En 2016, il a ainsi chargé son avocat de faire les formalités nécessaires pour faire tomber sous le coup de la prescription le jugement prononcé contre lui. En effet, selon la loi libanaise, certains jugements sont passibles de prescription au bout de 20 ans. En même temps, certaines parties militaires s’étaient chargées de barrer son nom du bulletin 303, qui consiste en une sorte de circulaire interne qui comporte les noms des personnes recherchées par la justice ou les services de renseignements libanais pour qu’elles soient arrêtées dès leur arrivée aux postes de la Sûreté générale aux frontières terrestres, aériennes et maritimes. En général les noms figurant dans ce bulletin sont ceux de tous ceux qui sont liés de près ou de loin à l’ennemi israélien et plus récemment on a ajouté les noms de ceux qui seraient proches des organisations terroristes comme «Al-Qaëda», «Daech» et «Al-Nosra». Ces bulletins sont souvent revus et vérifiés par le commandement militaire et certains nomes peuvent être barrés si les autorités considèrent que ceux qui les portent ne représentent plus un danger national. Il faut aussi préciser qu’entre 2014 et 2016, pendant la période de vacance présidentielle et alors que le gouvernement présidé par Tammam Salam tenait les rênes du pays, certaines parties ont tenté d’annuler le bulletin 303 et de faire en sorte qu’il ne soit plus pris en considération. Mais l’armée libanaise et la Sûreté générale ont continué à le considérer comme un document de base. Un compromis avait été adopté qui consistait dans la formation d’une commission pour «adapter le contenu de ce bulletin» et c’est ainsi que de nombreux noms en ont été barrés.
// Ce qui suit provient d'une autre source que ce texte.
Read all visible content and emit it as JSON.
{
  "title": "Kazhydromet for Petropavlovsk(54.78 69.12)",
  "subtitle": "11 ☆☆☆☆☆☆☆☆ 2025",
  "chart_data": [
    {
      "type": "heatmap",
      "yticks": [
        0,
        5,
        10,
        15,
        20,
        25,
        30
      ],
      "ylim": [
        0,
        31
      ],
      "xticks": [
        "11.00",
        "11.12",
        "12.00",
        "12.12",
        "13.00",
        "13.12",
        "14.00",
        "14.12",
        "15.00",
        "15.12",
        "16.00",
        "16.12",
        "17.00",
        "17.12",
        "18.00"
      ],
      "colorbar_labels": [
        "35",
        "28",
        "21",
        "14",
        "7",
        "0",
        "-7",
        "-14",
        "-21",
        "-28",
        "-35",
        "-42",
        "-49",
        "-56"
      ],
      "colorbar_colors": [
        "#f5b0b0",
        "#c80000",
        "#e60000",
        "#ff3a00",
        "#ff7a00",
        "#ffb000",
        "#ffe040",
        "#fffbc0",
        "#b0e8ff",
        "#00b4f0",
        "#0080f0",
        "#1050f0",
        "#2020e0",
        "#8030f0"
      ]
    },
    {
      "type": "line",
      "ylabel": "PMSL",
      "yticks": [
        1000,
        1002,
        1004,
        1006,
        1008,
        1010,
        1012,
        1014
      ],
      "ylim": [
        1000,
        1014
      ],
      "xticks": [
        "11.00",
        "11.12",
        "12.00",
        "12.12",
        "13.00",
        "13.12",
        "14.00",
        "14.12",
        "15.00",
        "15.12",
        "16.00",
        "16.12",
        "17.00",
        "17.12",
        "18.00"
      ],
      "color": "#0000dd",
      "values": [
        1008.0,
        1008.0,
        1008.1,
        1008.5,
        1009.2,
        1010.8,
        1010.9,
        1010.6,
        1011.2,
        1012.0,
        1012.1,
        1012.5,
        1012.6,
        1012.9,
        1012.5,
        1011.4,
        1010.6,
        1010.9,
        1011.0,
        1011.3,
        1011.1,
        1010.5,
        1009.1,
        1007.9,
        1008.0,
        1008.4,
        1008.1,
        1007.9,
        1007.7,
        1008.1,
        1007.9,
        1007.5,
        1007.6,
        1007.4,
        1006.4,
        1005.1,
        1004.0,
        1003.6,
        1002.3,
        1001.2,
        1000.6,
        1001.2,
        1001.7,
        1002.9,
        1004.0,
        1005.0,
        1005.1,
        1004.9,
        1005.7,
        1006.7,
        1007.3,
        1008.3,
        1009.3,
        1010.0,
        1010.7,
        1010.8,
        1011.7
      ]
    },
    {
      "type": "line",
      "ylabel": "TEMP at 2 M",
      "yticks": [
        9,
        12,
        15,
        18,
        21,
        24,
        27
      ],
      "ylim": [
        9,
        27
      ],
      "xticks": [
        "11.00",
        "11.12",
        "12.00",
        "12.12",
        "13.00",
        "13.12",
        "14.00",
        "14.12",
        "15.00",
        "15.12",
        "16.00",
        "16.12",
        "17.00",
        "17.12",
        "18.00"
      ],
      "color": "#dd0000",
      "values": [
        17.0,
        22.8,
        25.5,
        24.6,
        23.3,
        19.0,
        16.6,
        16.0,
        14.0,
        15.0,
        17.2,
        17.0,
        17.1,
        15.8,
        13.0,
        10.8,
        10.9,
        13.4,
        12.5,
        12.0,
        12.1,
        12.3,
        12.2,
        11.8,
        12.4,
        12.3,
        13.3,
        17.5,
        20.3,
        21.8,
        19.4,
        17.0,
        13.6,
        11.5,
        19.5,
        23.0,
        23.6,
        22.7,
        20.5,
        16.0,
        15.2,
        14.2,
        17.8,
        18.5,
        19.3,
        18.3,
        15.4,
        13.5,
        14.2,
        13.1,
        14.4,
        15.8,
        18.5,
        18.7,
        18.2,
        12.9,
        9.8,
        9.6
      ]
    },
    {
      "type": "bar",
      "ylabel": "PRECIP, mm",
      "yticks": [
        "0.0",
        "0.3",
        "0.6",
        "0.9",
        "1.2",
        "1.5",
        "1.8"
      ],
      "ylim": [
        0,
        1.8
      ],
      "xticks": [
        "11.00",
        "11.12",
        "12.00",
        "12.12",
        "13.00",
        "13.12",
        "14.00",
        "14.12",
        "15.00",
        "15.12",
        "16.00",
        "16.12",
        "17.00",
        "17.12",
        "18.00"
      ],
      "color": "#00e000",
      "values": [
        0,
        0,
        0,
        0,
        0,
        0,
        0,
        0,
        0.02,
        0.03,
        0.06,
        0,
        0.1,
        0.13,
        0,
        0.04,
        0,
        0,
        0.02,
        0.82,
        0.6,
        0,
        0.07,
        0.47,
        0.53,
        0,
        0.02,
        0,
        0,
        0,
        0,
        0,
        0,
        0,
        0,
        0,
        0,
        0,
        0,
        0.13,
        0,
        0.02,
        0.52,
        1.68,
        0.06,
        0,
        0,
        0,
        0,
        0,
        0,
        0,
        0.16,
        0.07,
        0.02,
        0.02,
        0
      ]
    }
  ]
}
C’est ainsi que le nom de Amer Elias Fakhoury faisait partie des chanceux qui ont été barrés de la liste des personnes recherchées.

 

Son nom barré de la liste du bulletin 303 et sa condamnation tombant sous prétexte de la prescription, l’agent israélien a cru pouvoir venir en toute tranquillité au Liban. Il y est donc arrivé le 11 septembre. Au poste de la Sûreté générale, l’officier de service a remarqué que le nom avait été barré du bulletin 303. Il a contacté ses supérieurs qui lui ont demandé de lui retirer son passeport américain pour une question de routine en lui demandant de repasser le lendemain pour le prendre. Le 12 septembre Amer Elias Fakhoury est arrivé à l’aéroport en compagnie de son voisin général de l’armée. Il a été arrêté et interrogé par la Sûreté générale.

 

Entre-temps et grâce aux médias et aux réseaux sociaux, l’affaire s’est ébruitée et il y a eu une extraordinaire mobilisation populaire contre le retour de l’agent sans être inquiété.

 

A partir de là, le piège s’est refermé contre Amer Elias Fakhoury et pour couper court à toute possibilité de le remettre en liberté, les plaintes personnelles déposées contre lui par les anciens détenus de Khiam qui se souviennent des sévices qu’il leur a fait subir, se sont multipliées. Désormais, il est arrêté sur la base d’un mandat d’arrêt et son procès devrait s’ouvrir pour tortures, mauvais traitements et même liquidation de certains détenus. Même ses avocats américains ne pourront pas le sauver… selon certaines informations, il se serait rétracté devant le juge d’instruction, après avoir reconnu les faits qui lui sont imputés dans le cadre de l’enquête préliminaire. Mais ce déni ne changera rien, car les plaignants ont beaucoup de détails à avancer pour confirmer leurs accusations.

 

Par cet élan extraordinaire, les Libanais ont montré qu’il n’y a malgré tout, pas de place parmi eux pour les agents israéliens. Ils ont accusé et condamné avant la justice et celle-ci ne pourra que suivre ce mouvement. Les Etats-Unis qui croient pouvoir faire ce qu’ils veulent au Liban, y compris blanchir les dossiers les plus lourds et effacer les mémoires, ont découvert que ce pays a encore une immunité contre l’injustice et la traîtrise. Il y a certes encore beaucoup de points à éclaircir dans cette affaire, notamment sur le fait de savoir qui a barré les noms des agents israéliens du bulletin 303. Mais ce sera fait dans le cadre d’une enquête interne aux services concernés. Ce qui compte, c’est que le Liban, dans la majorité écrasante de sa population continue de rejeter les traîtres et de vouloir préserver la dignité de ceux qui ont souffert pour la libération du pays.